Monday, August 24, 2020

Recognizing the Lasting Imprint of Our Steps

Do you remember the “Footprints in the Sand” story? It’s about someone dreaming of walking along a beach with the Lord, watching a panorama of scenes from his or her life and seeing two sets of footprints trailing behind. Then the person observes that at times, there’s only one set of footprints.


“I notice that during the most troublesome times in my life there is only one set of footprints,” the person says. “I don’t understand why you left my side when I needed you most.” To which the Lord replies, “…I never left you during your time of trial. Where you see only one set of footprints, I was carrying you.”

That imagery has always moved me, sometimes to the point of tears. Because I can remember numerous times in my life that, if God were not carrying me, I would not have made it through. In the Scriptures, the Lord promises to be with us at all times – it’s just that sometimes, He’s doing all the heavy lifting.


A plaque with this story, in the shape of a footprint, hangs on my office wall. It came to mind while reviewing the final draft of a novel that a friend, Sondra, has written. Only, she offered a new twist.


Describing a scene where several couples have come together for a social gathering, she writes: 

“…I notice the footprints on the carpet. Indentations made by everyone’s shoes. Some large, some small. But the steps visibly show where the guests have walked. All had left their mark. It hit me. Our walk through life leaves a mark. Everywhere we go, everything we say and do, we leave a print. Good or bad, we leave a mark that says, ‘I’ve been here.’” 

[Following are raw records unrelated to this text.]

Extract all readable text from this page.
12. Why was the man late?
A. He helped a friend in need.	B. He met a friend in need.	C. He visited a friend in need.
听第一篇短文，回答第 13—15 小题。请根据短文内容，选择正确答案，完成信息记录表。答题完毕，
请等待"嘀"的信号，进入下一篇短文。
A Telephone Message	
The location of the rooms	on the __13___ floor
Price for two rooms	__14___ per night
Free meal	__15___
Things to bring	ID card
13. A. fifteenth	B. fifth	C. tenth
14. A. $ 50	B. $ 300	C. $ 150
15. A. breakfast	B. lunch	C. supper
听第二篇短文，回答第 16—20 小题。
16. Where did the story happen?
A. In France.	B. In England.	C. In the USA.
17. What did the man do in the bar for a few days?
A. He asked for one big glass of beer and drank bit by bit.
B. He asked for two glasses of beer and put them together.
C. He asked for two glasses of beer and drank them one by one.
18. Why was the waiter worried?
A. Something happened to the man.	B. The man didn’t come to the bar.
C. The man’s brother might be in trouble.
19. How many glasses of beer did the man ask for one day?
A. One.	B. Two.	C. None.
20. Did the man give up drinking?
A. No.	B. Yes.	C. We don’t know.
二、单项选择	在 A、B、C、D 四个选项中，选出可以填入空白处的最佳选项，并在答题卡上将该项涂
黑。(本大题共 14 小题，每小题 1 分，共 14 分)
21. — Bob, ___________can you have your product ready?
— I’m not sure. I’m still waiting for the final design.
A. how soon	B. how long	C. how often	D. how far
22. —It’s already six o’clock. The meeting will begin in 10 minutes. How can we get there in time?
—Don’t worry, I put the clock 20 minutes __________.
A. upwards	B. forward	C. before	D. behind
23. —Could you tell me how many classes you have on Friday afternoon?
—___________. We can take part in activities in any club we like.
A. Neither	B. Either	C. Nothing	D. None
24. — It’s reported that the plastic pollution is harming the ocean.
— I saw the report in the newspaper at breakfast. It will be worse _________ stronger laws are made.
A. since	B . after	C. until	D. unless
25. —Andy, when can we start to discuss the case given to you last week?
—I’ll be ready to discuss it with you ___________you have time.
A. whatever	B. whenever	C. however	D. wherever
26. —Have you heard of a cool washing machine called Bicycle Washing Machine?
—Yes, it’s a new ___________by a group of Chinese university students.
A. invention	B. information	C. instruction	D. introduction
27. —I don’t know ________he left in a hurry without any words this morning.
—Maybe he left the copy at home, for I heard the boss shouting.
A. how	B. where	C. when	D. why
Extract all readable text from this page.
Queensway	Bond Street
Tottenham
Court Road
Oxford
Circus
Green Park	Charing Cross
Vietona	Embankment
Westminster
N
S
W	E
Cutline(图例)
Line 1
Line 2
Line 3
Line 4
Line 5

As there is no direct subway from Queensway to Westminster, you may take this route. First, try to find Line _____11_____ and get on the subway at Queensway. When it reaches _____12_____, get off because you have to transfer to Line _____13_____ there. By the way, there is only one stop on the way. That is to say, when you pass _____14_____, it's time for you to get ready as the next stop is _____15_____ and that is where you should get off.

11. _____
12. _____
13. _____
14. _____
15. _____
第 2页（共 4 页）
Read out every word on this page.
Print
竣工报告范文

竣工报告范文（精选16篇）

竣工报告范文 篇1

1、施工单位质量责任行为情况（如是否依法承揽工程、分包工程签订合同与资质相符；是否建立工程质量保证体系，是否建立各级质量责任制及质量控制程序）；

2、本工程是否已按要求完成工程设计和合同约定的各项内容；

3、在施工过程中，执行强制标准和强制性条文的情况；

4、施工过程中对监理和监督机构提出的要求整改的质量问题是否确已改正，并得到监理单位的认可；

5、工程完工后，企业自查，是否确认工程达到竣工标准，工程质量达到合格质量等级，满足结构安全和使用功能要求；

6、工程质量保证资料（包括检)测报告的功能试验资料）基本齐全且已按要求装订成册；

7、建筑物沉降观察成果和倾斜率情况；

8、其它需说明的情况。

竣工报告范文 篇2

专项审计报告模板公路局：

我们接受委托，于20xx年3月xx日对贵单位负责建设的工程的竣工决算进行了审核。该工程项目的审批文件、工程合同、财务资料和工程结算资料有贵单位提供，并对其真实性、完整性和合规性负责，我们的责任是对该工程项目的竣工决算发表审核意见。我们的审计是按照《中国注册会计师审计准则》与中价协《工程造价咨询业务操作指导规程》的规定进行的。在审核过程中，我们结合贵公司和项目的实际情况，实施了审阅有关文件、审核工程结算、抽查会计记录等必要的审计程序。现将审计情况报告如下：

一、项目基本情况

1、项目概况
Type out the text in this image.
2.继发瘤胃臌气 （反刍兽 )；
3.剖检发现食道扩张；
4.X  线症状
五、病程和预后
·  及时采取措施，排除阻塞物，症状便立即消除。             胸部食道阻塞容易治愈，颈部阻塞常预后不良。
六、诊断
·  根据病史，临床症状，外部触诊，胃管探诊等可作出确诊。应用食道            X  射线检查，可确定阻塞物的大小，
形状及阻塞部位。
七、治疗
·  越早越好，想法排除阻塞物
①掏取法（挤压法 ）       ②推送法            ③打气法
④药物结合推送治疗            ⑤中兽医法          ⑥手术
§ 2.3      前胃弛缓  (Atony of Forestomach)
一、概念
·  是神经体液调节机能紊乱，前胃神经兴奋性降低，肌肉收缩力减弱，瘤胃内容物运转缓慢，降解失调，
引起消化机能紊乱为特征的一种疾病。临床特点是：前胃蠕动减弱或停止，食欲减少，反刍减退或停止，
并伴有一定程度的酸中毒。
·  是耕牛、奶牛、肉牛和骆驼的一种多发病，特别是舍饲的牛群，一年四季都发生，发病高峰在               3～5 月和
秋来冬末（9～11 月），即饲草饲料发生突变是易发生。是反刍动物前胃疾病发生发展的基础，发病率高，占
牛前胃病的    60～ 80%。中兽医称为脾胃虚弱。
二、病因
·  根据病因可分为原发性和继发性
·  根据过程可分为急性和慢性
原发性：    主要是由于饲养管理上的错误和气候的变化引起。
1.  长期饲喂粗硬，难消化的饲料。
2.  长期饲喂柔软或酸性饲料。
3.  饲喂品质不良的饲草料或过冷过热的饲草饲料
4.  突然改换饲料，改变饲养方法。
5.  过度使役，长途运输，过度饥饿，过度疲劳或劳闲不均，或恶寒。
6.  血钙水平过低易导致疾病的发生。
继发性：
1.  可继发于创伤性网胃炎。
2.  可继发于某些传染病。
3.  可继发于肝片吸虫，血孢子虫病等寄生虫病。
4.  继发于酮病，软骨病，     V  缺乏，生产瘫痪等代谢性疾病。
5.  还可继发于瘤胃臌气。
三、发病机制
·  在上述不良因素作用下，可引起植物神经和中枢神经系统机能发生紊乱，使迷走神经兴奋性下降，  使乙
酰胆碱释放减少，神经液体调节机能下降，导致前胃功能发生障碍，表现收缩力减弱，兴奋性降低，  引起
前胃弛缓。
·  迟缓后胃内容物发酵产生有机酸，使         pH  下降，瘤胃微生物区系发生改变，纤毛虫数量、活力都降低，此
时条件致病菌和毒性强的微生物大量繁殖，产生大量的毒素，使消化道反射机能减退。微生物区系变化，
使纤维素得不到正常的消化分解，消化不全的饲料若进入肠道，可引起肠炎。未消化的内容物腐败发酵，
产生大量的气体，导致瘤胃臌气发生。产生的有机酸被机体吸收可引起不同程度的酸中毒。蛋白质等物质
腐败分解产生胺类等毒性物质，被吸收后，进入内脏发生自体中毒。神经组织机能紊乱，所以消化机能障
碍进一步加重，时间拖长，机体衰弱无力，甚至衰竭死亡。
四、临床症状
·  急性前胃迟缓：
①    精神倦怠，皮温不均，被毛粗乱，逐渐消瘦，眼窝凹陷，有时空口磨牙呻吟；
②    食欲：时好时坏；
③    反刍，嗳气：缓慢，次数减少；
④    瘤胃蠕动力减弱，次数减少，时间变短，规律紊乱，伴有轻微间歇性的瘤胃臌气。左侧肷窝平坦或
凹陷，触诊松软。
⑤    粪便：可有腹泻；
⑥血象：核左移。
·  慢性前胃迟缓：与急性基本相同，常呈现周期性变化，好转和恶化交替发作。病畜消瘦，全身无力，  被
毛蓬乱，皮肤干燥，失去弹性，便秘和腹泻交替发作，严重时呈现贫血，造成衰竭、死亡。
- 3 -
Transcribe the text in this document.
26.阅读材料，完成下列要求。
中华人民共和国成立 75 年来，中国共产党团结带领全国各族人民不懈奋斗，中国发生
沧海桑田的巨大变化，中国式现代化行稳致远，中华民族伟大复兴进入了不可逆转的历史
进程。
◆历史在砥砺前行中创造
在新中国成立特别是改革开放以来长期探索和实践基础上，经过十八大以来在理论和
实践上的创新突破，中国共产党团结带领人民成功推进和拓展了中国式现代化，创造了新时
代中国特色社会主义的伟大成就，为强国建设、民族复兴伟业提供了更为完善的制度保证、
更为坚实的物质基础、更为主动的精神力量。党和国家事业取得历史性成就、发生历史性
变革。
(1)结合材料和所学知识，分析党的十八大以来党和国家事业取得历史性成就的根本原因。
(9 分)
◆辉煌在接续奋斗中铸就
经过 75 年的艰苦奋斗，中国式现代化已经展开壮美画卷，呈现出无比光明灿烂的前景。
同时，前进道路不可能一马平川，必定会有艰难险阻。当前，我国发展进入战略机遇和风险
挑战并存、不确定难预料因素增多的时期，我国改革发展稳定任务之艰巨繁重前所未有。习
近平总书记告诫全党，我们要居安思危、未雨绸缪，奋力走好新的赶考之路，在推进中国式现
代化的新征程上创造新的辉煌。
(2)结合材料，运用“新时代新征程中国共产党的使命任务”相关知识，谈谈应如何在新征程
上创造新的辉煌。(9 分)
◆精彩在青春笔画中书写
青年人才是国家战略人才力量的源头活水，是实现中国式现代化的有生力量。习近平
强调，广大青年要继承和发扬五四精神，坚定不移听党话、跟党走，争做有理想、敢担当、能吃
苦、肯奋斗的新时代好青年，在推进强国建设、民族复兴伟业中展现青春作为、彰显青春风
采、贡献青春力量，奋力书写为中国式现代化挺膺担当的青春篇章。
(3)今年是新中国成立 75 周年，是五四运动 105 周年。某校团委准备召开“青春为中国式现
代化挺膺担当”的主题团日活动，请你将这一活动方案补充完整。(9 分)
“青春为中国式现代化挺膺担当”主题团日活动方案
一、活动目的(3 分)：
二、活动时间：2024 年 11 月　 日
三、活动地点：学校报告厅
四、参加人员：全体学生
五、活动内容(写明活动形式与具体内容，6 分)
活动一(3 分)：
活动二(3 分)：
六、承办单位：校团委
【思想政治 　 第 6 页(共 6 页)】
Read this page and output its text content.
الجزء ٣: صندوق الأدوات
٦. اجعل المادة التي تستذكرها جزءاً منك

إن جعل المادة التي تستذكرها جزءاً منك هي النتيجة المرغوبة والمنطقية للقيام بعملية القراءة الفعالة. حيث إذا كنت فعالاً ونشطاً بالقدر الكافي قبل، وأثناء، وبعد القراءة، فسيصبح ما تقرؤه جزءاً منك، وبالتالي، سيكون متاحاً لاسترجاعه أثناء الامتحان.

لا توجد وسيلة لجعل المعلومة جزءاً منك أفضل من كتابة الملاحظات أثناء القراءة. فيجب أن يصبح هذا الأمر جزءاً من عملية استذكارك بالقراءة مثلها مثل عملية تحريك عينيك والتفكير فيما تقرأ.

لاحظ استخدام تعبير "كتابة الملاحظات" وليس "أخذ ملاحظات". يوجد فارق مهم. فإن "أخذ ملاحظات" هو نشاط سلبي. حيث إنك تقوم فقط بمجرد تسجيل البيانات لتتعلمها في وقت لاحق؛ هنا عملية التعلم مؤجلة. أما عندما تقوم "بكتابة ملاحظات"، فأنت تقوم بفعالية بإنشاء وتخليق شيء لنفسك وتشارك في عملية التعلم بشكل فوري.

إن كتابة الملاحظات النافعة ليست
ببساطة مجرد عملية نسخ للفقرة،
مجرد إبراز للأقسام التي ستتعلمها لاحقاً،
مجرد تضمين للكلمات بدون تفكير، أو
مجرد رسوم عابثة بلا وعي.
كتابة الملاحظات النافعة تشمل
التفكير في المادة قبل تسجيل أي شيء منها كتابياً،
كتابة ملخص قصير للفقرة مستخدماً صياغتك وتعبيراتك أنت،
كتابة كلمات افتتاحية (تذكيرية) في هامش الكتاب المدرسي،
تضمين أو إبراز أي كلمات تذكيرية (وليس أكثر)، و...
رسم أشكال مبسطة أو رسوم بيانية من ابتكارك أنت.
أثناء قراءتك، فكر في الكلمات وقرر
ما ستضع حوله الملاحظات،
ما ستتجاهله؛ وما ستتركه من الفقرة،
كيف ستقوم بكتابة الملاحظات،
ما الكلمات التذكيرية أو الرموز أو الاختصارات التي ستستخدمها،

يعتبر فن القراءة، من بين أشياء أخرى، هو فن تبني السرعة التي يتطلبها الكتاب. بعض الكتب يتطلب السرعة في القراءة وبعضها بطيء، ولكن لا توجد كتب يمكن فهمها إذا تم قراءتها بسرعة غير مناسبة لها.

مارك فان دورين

“Footprints in the Sand” focuses on singular footprints left by the Lord, but Sondra gives a great reminder about the impression, the mark that we leave behind – the impact we have on others as we cross paths with them during our journey through life. 


Have you ever stopped to wonder what kind of mark you’re leaving behind? 


Remember the ‘WWJD” fad of some years ago? “What Would Jesus Do”? That idea was originated in a little book, In His Steps,” by Charles Sheldon. The title is drawn from 1 Peter 2:21, in which the apostle exhorts, “To this you were called, because Christ suffered for you, leaving you an example, that you should follow in his steps.” In the book, an entire congregation resolves not to make any decisions of consequence without asking the question, What would Jesus do?


But there’s another side to that. There are people around us – family members, friends, coworkers, neighbors, people we minister to – who are watching us, following us. The Scriptures acknowledge that, and say we shouldn’t shrink from such an important, yet humbling responsibility. 


Writing to the church in Corinth, after speaking about the freedom believers have in Christ, the apostle Paul boldly declares, “Do not cause anyone to stumble, whether Jews, Greeks or the church of God – even as I try to please everybody in every way. For I am not seeking my own good, but the good of many, so that they may be saved. Follow my example, as I follow the example of Christ” (1 Corinthians 10:32-11:1). Earlier in the book, the apostle gives an admonition that seems almost audacious: “Therefore I urge you to imitate me” (1 Corinthians 4:16). Yet, shouldn’t we be willing to say the same?


To the church in Philippi, Paul wrote, “Join with others in following my example, brothers, and take note of those who live according to the pattern we gave you” (Philippians 3:17). And in writing to his young protégé, Timothy, he says, “Follow the pattern of the sound words you have heard from me, in the faith and love that are in Christ Jesus…” (2 Timothy 1:13).


As a child, did you ever walk in some mud and then proceed to track it through the house? What about the tracks you leave when walking across freshly fallen snow? The mud can be mopped or swept up, and snow tracks will disappear when it thaws or when additional snow falls to fill the indentations. But the tracks we leave in the lives and hearts of those whom we interact from day to day are usually long lasting, even permanent.


So it’s not a question of whether we’re leaving a print or mark as we march on this exciting, sometimes perplexing adventure we call life. The question is, what kind of mark is it that we leave? And are we satisfied with that? If not, what can we do about it – starting right now?